クラシック名曲

シューベルト『アヴェ・マリア』より 歌詞の意味・解説

『アヴェ・マリア Ave Maria』は、フランツ・シューベルト(Franz Schubert, 1797-1828)作曲の歌曲で、世界中で愛されている名曲のひとつです。シューベルトがこの曲を作曲したのは1825年、彼の晩年にあたる時期です。

この曲は、シューベルトが創作のピークを迎えていた時期の作品であり、もとはドイツの詩人、ヴァルター・スコットの詩に基づく「エレンの歌 第3番」(Ellens Gesang III, D839)として作曲されましたが、その祈りの内容から『アヴェ・マリア』の名で広まりました。

オペラのアリアとは異なり、シューベルトの『アヴェ・マリア』は、厳かな祈りと優雅な旋律で、歌手と聴き手の心に静かな感動を呼び起こします。ソプラノやテノールなど幅広い声域で歌われ、多くのアーティストによって演奏されています。

多くの映画やドラマの挿入歌としても使用され、結婚式の入場曲、葬儀での追悼の場面など、人生の節目や大切な儀式の際に演奏されることが多い曲です。

シューベルト『アヴェ・マリア』の概要とあらすじ

シューベルトの『アヴェ・マリア』は、もともとイギリスの詩人ウォルター・スコットの物語詩『湖上の美人』の一場面を題材に作曲された作品です。

この場面では、主人公エレンが聖母マリアに向けて祈りを捧げています。
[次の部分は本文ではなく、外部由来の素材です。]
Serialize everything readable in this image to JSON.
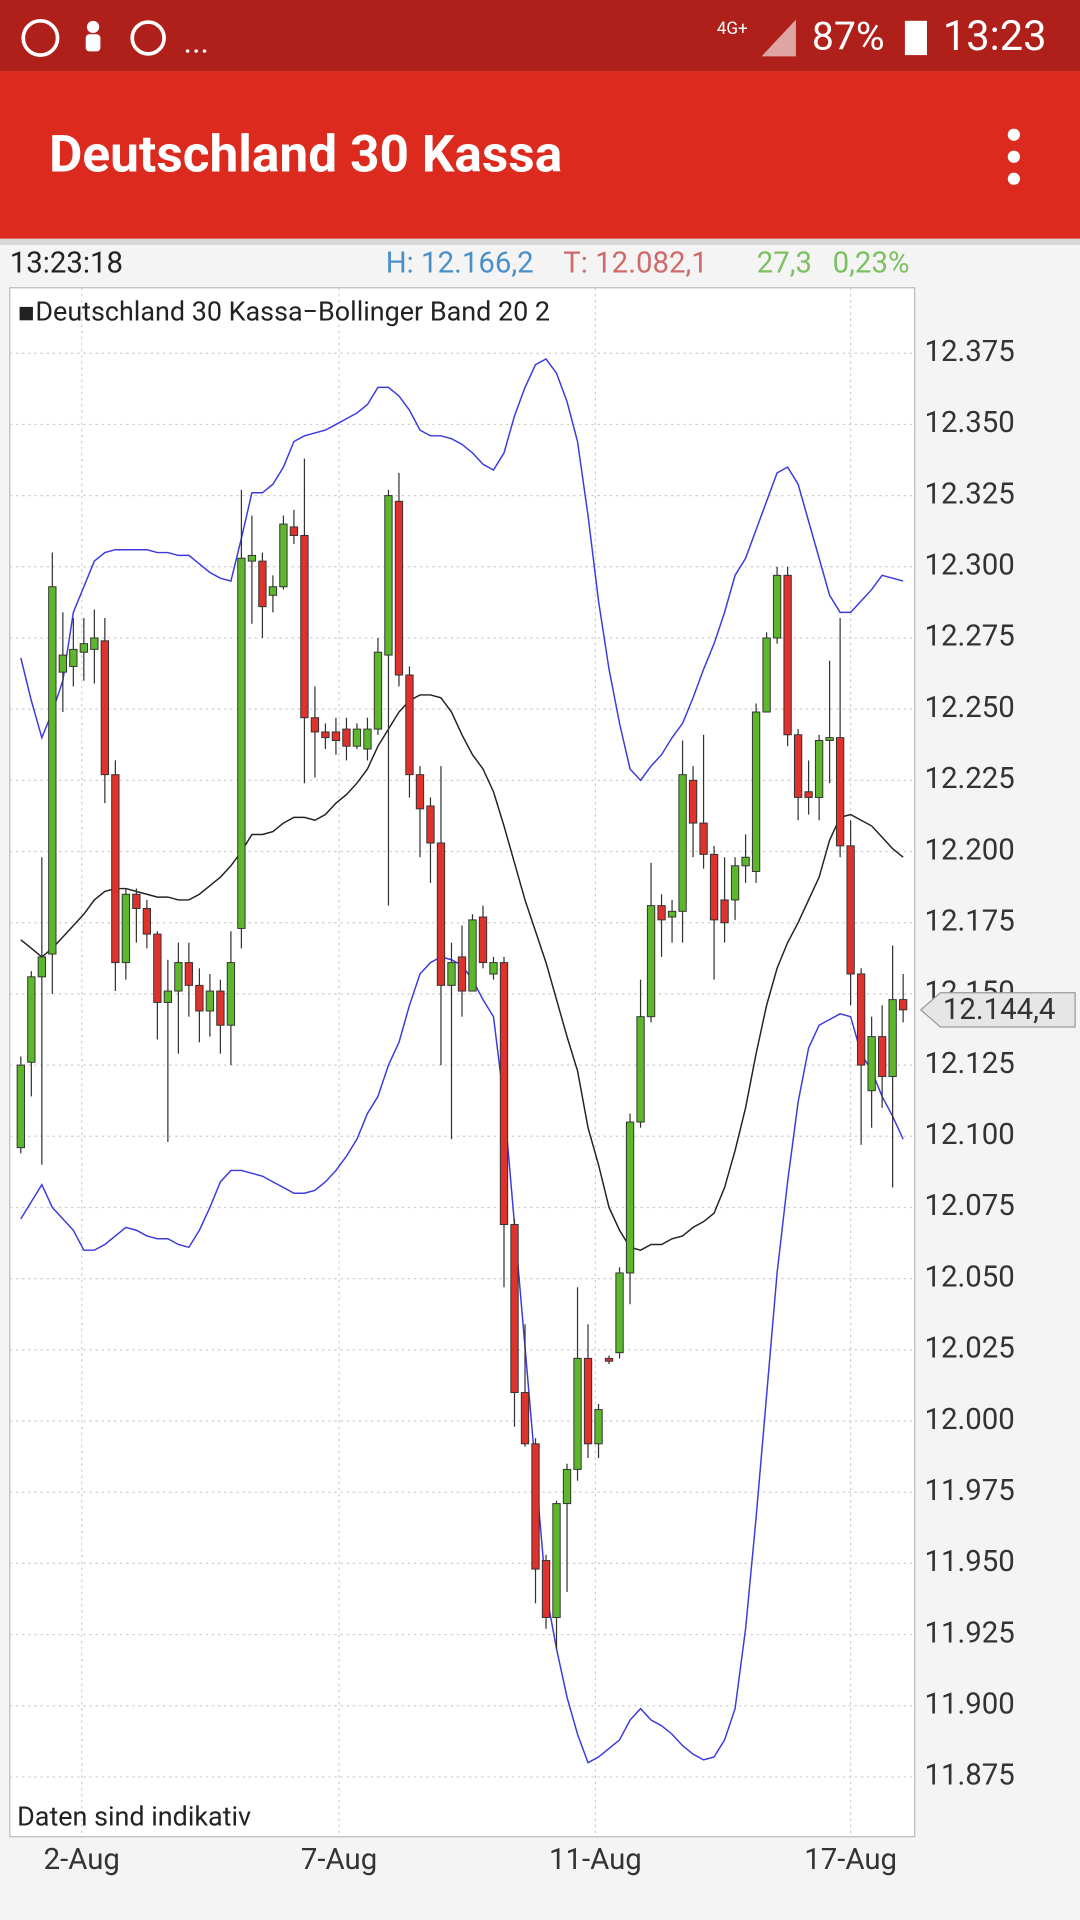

エレンは、反乱軍の指導者である父と共に追われる身で、逃亡中に未来への不安と恐怖から聖母マリアの救いを求めています。

この「アヴェ・マリア」という言葉は、カトリック教会での「めでたし、マリア」という聖母への祈りを象徴しており、敬虔で崇高な響きを持ちます。曲の冒頭から「アヴェ・マリア」と呼びかけるため宗教的な歌と誤解されることもありますが、物語の情景を歌い上げた楽曲です。

舞台は16世紀のスコットランド。

身分を隠した国王ジャコモ5世(ウベルト)と反乱軍の娘エレナとの出会いから物語は始まります。ウベルトはエレナに一目惚れしますが、彼女には恋人マルコムがいると知り、彼女に指輪を渡し「困ったときは王にこの指輪を見せなさい」と告げて立ち去ります。

その後、反乱軍が鎮圧され、エレナの父ダグラスらは捕らえられます。エレナは指輪を持って宮殿に赴き、ウベルトに再会。ウベルトは自身が王であることを明かし、エレナの父の助命を許します。そして、エレナとマルコムの結婚を認め、全ての捕虜を解放するのでした。

エレンが聖母マリアに祈る「アヴェ・マリア」の場面は、父が捕らえられた際に彼の無事を願う情景として描かれています。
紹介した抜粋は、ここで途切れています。